A Mule event contains the core information processed by the runtime. It travels through components inside your Mule app following the configured application logic.
Note that the Mule event is immutable, so every change to an instance of a Mule event results in the creation of a new instance.
A Mule Event is composed of these objects:
- A Mule Message contains a message payload and its associated attributes.
- Variables are Mule event metadata that you use in your flow.
A Mule event is generated when a trigger (such as an HTTP request or a change to a database or file) reaches the Event source of a flow.
This trigger could be an external event triggered by a resource that might be external to the Mule app.
- A trigger reaches the event source.
- The event source produces a Mule event.
- The Mule event travels sequentially through the components of a flow.
- Each component interacts in a pre-defined manner with the Mule event.

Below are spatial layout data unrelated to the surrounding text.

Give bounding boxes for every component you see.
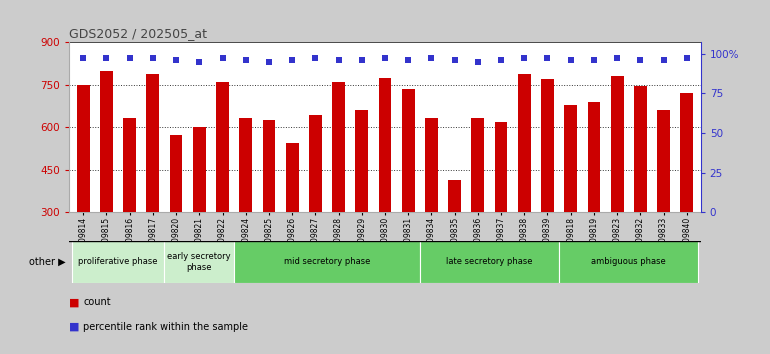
Bar — [234, 241, 420, 283]
Point — [402, 57, 414, 63]
Bar — [123, 118, 136, 212]
Bar — [332, 82, 345, 212]
Bar — [681, 93, 693, 212]
Bar — [263, 120, 276, 212]
Bar — [216, 82, 229, 212]
Point — [634, 57, 647, 63]
Bar — [379, 78, 391, 212]
Point — [77, 56, 89, 61]
Bar — [100, 71, 113, 212]
Text: percentile rank within the sample: percentile rank within the sample — [83, 322, 248, 332]
Bar — [193, 127, 206, 212]
Point — [541, 56, 554, 61]
Point — [333, 57, 345, 63]
Point — [518, 56, 531, 61]
Bar — [425, 118, 438, 212]
Point — [310, 56, 322, 61]
Point — [658, 57, 670, 63]
Bar — [634, 86, 647, 212]
Point — [147, 56, 159, 61]
Bar — [657, 110, 670, 212]
Point — [425, 56, 437, 61]
Text: ambiguous phase: ambiguous phase — [591, 257, 666, 267]
Point — [681, 56, 693, 61]
Bar — [559, 241, 698, 283]
Point — [170, 57, 182, 63]
Text: late secretory phase: late secretory phase — [446, 257, 533, 267]
Bar — [494, 122, 507, 212]
Text: ■: ■ — [69, 297, 80, 307]
Text: other ▶: other ▶ — [28, 257, 65, 267]
Text: count: count — [83, 297, 111, 307]
Point — [356, 57, 368, 63]
Text: mid secretory phase: mid secretory phase — [284, 257, 370, 267]
Bar — [286, 143, 299, 212]
Point — [495, 57, 507, 63]
Bar — [169, 135, 182, 212]
Bar — [356, 110, 368, 212]
Bar — [564, 105, 577, 212]
Text: proliferative phase: proliferative phase — [79, 257, 158, 267]
Bar — [77, 85, 89, 212]
Point — [448, 57, 460, 63]
Bar — [165, 241, 234, 283]
Bar — [518, 74, 531, 212]
Point — [611, 56, 623, 61]
Point — [286, 57, 298, 63]
Bar — [309, 115, 322, 212]
Bar — [420, 241, 559, 283]
Point — [564, 57, 577, 63]
Bar — [611, 76, 624, 212]
Bar — [448, 180, 461, 212]
Point — [379, 56, 391, 61]
Text: early secretory
phase: early secretory phase — [168, 252, 231, 272]
Point — [239, 57, 252, 63]
Point — [588, 57, 600, 63]
Point — [193, 59, 206, 64]
Text: ■: ■ — [69, 322, 80, 332]
Bar — [402, 89, 414, 212]
Bar — [72, 241, 165, 283]
Bar — [471, 118, 484, 212]
Bar — [588, 102, 601, 212]
Point — [123, 56, 136, 61]
Bar — [541, 79, 554, 212]
Bar — [146, 74, 159, 212]
Point — [216, 56, 229, 61]
Point — [100, 56, 112, 61]
Point — [472, 59, 484, 64]
Text: GDS2052 / 202505_at: GDS2052 / 202505_at — [69, 27, 207, 40]
Bar — [239, 118, 252, 212]
Point — [263, 59, 275, 64]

A Mule message is created as part of a Mule event when a Message source in a Mule flow triggers a flow to start, as when an HTTP listener receives a response or each time the Scheduler component triggers an execution of the flow.
For example:
When an HTTP listener in a Mule app receives a response, it creates a Mule event with a Mule message that contains the content of the response as its payload along with the metadata associated with that content, such as HTTP headers, as it attributes. Message processors in the flow (such as Core components, File read operations, or the HTTP request operations) can then retrieve, set, and process Mule message data that resides in the Mule event according to their configurations.